— Как долго такая ситуация может длиться?
— В мире много примеров, когда системы, подобные нашей, — периферийного капитализма, — существуют очень долго, много десятков лет. Но сейчас время идет гораздо быстрее.
— Есть шанс сократить сроки?
— Есть.
— Какой?
— С чего начинается публичная политика? С требования свободы слова. Давайте добьемся того, чтобы можно было вести серьезный разговор со страной. Серьезный, а не клоунский. Давайте не допускать, чтобы осерьезнивали всяких провокаторов и балаболов на телевидении, например. Чтобы массы людей требовали свободы слова, дайте им такое слово, которому они могут поверить. Свобода слова — вот главное требование.
Послушайте, мы с вами это видели в конце 80-х. Тогда все началось именно с этой точки. В каком состоянии находилось общество после смерти Черненко? А потом все двинулось просто от того, что люди начали говорить, начали что-то обсуждать... Примерно такая же ситуация и сейчас, только гораздо более сложная. Но свежий голос, новая нормальная мысль опять в страшном дефиците. Сколько у нас есть в стране людей, которые смогут такую речь вести с гражданами, я не знаю, это жизнь покажет.
— А дальше?
— Сейчас все сжалось до очень узкой площадки. Эта площадка — борьба за свободу информации, за свободу диалога, за свободу общения с гражданами с позиций демократии, уважения к личности, Конституции, разделения властей, свободы.
Сначала надо пробивать эту брешь. Потом надо будет очень открыто, очень прямо говорить о том, что было и есть в стране. Например, при Горбачеве говорили о 30-х, сегодня надо говорить о 90-х. Будет очень трудно, потому что тогда говорили о тех, кого уже нет, а сейчас надо будет говорить об этих, которые есть. Потом будет монолог, потом будет диалог, и власть будет как-то отвечать. Потом за диалогом пойдет какой-то «круглый стол» о честных выборах. Но только в том случае, если на нашей стороне уже будет реальная сила. Потом будут первые честные выборы.
— Схема простая, реализовать ее вряд ли просто.
— Конечно, потому что система боится свободы слова больше всего. Если этот кирпичик из нее вынуть, то она обрушится.
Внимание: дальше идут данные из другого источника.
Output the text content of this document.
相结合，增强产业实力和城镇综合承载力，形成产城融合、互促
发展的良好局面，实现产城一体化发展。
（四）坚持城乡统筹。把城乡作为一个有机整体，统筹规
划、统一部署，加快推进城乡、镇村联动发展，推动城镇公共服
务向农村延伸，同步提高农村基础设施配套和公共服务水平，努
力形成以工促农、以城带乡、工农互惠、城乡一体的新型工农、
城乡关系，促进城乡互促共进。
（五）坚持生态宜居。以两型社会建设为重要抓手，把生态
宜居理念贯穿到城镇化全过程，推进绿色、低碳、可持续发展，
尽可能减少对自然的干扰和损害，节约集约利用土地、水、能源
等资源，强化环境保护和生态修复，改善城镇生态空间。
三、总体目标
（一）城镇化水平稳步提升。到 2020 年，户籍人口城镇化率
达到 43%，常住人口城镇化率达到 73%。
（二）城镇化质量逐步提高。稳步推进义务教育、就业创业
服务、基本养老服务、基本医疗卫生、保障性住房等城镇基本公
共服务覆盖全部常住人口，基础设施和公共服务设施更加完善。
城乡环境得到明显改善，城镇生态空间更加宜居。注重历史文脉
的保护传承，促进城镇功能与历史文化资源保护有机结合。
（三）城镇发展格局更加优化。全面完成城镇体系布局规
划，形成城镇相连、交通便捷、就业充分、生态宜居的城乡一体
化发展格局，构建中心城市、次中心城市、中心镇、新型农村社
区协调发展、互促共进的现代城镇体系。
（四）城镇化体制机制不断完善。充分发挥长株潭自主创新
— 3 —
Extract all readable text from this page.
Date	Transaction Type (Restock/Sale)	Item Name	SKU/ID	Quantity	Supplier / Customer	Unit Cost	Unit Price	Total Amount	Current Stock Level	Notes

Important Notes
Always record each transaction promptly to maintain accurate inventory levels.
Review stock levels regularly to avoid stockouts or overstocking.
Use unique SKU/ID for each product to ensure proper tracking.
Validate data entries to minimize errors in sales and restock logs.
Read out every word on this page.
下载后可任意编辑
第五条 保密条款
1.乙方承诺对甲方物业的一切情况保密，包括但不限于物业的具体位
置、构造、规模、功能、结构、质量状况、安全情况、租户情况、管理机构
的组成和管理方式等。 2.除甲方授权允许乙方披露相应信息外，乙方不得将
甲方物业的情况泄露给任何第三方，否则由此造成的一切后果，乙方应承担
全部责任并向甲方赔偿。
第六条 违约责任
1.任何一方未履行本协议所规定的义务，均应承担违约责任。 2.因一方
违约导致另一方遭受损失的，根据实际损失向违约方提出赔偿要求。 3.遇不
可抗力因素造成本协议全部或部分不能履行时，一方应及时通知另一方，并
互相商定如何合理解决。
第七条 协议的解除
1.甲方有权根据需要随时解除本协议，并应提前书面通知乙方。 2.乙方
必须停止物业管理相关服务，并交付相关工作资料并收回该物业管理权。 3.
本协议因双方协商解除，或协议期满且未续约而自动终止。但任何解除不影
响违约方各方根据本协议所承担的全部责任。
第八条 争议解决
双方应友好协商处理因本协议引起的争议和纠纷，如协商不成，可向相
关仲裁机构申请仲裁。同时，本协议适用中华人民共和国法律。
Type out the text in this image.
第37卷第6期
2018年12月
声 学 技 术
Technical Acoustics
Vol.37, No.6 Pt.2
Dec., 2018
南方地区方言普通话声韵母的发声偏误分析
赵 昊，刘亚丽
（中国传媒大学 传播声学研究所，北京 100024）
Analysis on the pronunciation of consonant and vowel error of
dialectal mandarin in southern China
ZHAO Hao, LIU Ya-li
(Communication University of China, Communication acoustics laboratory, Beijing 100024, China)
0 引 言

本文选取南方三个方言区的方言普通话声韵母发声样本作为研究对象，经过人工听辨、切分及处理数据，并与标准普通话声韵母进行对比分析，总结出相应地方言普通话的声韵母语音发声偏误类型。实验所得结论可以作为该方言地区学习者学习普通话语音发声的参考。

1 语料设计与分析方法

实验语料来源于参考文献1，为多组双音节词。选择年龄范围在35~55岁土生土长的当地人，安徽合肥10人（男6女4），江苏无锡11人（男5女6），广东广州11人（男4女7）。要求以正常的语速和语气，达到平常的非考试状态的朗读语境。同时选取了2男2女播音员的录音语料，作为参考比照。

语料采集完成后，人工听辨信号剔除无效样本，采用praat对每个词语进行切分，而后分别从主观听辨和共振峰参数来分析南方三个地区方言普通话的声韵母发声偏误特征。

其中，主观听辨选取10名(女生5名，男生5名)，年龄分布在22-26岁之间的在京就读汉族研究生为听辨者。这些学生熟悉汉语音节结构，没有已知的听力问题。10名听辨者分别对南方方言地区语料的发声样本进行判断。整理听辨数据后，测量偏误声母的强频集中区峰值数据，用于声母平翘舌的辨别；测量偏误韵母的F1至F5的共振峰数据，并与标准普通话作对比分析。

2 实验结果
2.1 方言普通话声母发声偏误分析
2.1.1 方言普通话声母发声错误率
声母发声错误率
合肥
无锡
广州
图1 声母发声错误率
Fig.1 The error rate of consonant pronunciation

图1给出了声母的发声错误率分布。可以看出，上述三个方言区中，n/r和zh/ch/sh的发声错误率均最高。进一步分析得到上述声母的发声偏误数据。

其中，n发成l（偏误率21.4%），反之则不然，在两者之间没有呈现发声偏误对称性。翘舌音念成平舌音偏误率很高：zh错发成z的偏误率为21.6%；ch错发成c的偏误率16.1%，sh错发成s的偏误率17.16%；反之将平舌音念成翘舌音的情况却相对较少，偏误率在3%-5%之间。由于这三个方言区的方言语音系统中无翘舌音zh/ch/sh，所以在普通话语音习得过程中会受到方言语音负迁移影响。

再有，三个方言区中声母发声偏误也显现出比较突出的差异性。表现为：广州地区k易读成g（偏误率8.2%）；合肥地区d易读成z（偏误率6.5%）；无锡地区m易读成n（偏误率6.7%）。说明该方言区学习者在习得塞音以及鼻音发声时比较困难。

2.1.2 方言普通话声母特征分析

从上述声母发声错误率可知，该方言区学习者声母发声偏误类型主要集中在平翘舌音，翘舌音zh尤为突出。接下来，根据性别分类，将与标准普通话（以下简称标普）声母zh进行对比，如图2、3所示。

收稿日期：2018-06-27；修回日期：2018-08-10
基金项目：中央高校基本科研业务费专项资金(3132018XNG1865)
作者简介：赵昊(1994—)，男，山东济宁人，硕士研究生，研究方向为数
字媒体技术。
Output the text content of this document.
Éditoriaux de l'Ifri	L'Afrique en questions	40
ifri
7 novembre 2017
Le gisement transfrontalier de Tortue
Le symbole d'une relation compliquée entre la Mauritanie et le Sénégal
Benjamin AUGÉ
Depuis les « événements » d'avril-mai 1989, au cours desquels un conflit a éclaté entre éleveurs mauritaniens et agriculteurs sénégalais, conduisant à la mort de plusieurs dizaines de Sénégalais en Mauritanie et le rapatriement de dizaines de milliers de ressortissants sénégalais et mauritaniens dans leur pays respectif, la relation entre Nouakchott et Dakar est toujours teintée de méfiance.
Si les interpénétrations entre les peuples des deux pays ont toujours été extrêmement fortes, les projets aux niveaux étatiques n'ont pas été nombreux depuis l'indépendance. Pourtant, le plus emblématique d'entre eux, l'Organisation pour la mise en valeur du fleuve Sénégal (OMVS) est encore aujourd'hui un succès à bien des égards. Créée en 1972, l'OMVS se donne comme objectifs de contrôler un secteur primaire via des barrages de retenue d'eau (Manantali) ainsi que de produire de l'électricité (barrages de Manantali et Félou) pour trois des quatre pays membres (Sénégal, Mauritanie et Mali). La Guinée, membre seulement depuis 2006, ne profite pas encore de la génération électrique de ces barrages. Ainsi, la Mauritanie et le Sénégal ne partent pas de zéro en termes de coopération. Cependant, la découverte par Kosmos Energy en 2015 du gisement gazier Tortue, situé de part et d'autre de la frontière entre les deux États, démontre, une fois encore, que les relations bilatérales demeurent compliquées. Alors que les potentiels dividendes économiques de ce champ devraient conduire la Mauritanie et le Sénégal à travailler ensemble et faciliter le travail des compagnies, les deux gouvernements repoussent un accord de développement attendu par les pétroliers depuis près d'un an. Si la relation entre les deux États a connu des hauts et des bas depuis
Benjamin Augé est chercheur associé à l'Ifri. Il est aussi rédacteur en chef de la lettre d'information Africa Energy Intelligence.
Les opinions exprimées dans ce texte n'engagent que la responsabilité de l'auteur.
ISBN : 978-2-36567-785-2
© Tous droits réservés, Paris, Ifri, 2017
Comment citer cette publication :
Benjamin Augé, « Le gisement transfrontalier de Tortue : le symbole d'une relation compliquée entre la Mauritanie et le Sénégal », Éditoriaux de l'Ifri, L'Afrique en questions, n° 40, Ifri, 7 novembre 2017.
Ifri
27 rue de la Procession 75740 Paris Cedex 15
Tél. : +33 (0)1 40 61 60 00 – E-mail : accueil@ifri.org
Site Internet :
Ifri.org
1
И люди системы это знают. Свобода слова — ведь это не просто возможность что-то прокричать или вытащить на свет какое-то грязное белье. Это систематический диалог о том, почему в стране коррупция, это объяснение, почему в таком состоянии вооруженные силы, это открытый содержательный диалог о состоянии дел в той же самой Чечне, это честный разговор о том, что произошло с ЮКОСом.
— Но вы же сами сказали, люди этой системы знают, чем кончится для них свобода слова.
— Совершенно правильно. Вы знаете, почему Ельцин так по-доброму относился к прессе? Потому что он пришел к власти вопреки большинству советских СМИ. А у этой власти родовая травма — она вышла из телевизора и потому больше всего его и боится.
— Как вы считаете лозунг отставки президента Путина в нынешней ситуации правильный?
— По-человечески — понятный, политически — нереалистичный.
— А если представить себе, что реалистичный. Допустим, обстоятельства развиваются так, что Путин уходит. Кто приходит?
— Так не будет. Но даже если и фантазировать, то тут нет ничего особенного — дальше проводятся свободные и честные выборы, насколько это возможно.
— Вопрос сотрудничества с властью, для вас это серьезный вопрос?
— Сегодня нет такого вопроса.
— Потому что нет импульса со стороны власти?
— Потому что нет площадки... В чем сотрудничать? Разрабатывать документы по назначению губернаторов?
— Вы свою личную ответственность за то, что происходит сегодня, чувствуете?
— Конечно, все люди старше 35 лет чувствуют. Должны чувствовать, по крайней мере, потому что дом-то общий, дело-то общее.